Growing up, I remember watching television shows like “Little House on the Prairie” and other westerns. They all showed how hard the pioneers worked to slowly cross the country, battling Indian raids, accidents and illnesses in their struggle to arrive at the plot of land they dreamt about.

Life was hard and a woman’s work was never done. Among all her chores, she also had to ensure her family kept warm during the cold winters. Making quilts was a necessity. Her quilts were made from any fabric she might have brought with her from her former home, and any fabric left over from clothing she made.

As more settlers arrived, small communities appeared. Women who were isolated from society now had the opportunity to gather together. House raisings, barn raisings and quilting bees provided opportunities for families to help one another and socialize.

One custom required prospective brides to store 11 quilts in their hope chests before they married. The 12th quilt was called the “bride’s quilt” and displayed the best fabric, design and workmanship. A young lady had to spend many hours making sure she had the required quilts. Girls married young, and learned to quilt started as soon as they could hold a needle. The last quilt was usually made after she was engaged.
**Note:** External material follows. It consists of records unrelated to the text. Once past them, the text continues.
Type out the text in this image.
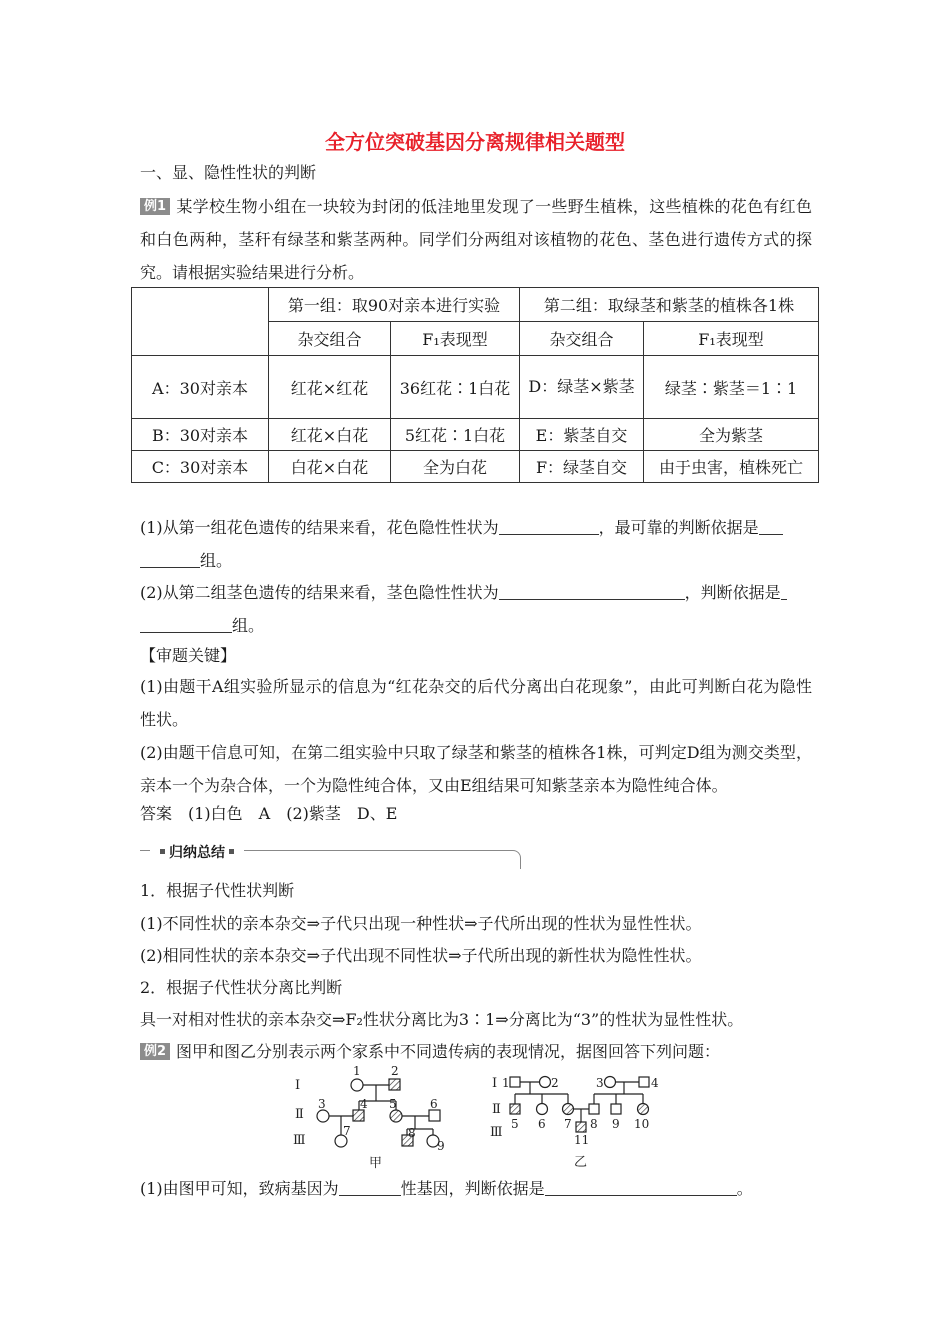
全方位突破基因分离规律相关题型
一、显、隐性性状的判断
例1 某学校生物小组在一块较为封闭的低洼地里发现了一些野生植株，这些植株的花色有红色和白色两种，茎秆有绿茎和紫茎两种。同学们分两组对该植物的花色、茎色进行遗传方式的探究。请根据实验结果进行分析。
	第一组：取90对亲本进行实验		第二组：取绿茎和紫茎的植株各1株	
	杂交组合	F₁表现型	杂交组合	F₁表现型
A：30对亲本	红花×红花	36红花∶1白花	D：绿茎×紫茎	绿茎∶紫茎＝1∶1
B：30对亲本	红花×白花	5红花∶1白花	E：紫茎自交	全为紫茎
C：30对亲本	白花×白花	全为白花	F：绿茎自交	由于虫害，植株死亡
(1)从第一组花色遗传的结果来看，花色隐性性状为	，最可靠的判断依据是
组。
(2)从第二组茎色遗传的结果来看，茎色隐性性状为	，判断依据是
组。
【审题关键】
(1)由题干A组实验所显示的信息为“红花杂交的后代分离出白花现象”，由此可判断白花为隐性性状。
(2)由题干信息可知，在第二组实验中只取了绿茎和紫茎的植株各1株，可判定D组为测交类型，亲本一个为杂合体，一个为隐性纯合体，又由E组结果可知紫茎亲本为隐性纯合体。
答案　(1)白色　A　(2)紫茎　D、E
归纳总结
1．根据子代性状判断
(1)不同性状的亲本杂交⇒子代只出现一种性状⇒子代所出现的性状为显性性状。
(2)相同性状的亲本杂交⇒子代出现不同性状⇒子代所出现的新性状为隐性性状。
2．根据子代性状分离比判断
具一对相对性状的亲本杂交⇒F₂性状分离比为3∶1⇒分离比为“3”的性状为显性性状。
例2 图甲和图乙分别表示两个家系中不同遗传病的表现情况，据图回答下列问题：
Ⅰ
Ⅱ
Ⅲ
1	2
3	4 5	6
7	8
9
甲
Ⅰ
Ⅱ
Ⅲ
1	2	3	4
5 6 7
11
8 9 10
乙
(1)由图甲可知，致病基因为	性基因，判断依据是	。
To help quilt all these tops, women would gather for a quilting bee. Weaving several quilts during a day was normal for them. Quilting bee participants shared community gossip and traded bits of fabric so all their quilts did not look the same. It was a pure luxury when there was money to buy fabric by the yard.

So how did the pioneer woman get any piecing done after the sun set? She certainly didn’t have any time during daylight hours to sit and sew. During the day, she was busy tending to the house, the children, the garden, washing, cooking, etc. She even had to make her own soap. Imagine trying to clean a house with no electricity, no running water, and if you were lucky, a stove instead of a fireplace to heat water and cook.

Many years ago, during one of the quilt guild’s programs, we were asked to bring candles and oil lamps to our meeting. As we assembled for our evening’s program, we were told to place all our lit candles and lamps around the meeting room. When they were all set out the lights were turned out.

At first, the members of the guild were plunged into darkness. As our eyes became accustomed, we were amazed at just how little light a candle gave off.

The oil lamps weren’t much better. In fact, the longer they burned, the smellier it got in our room. We were given small pieces of fabric, a needle and thread, and told to sew the two small pieces of fabric together using a quarter-inch seam allowance. We found ourselves trying to crowd around the oil lamps because they gave off better light.

We all agreed it was almost impossible to work in that light. That evening, our appreciation grew for the quilts the pioneer women made.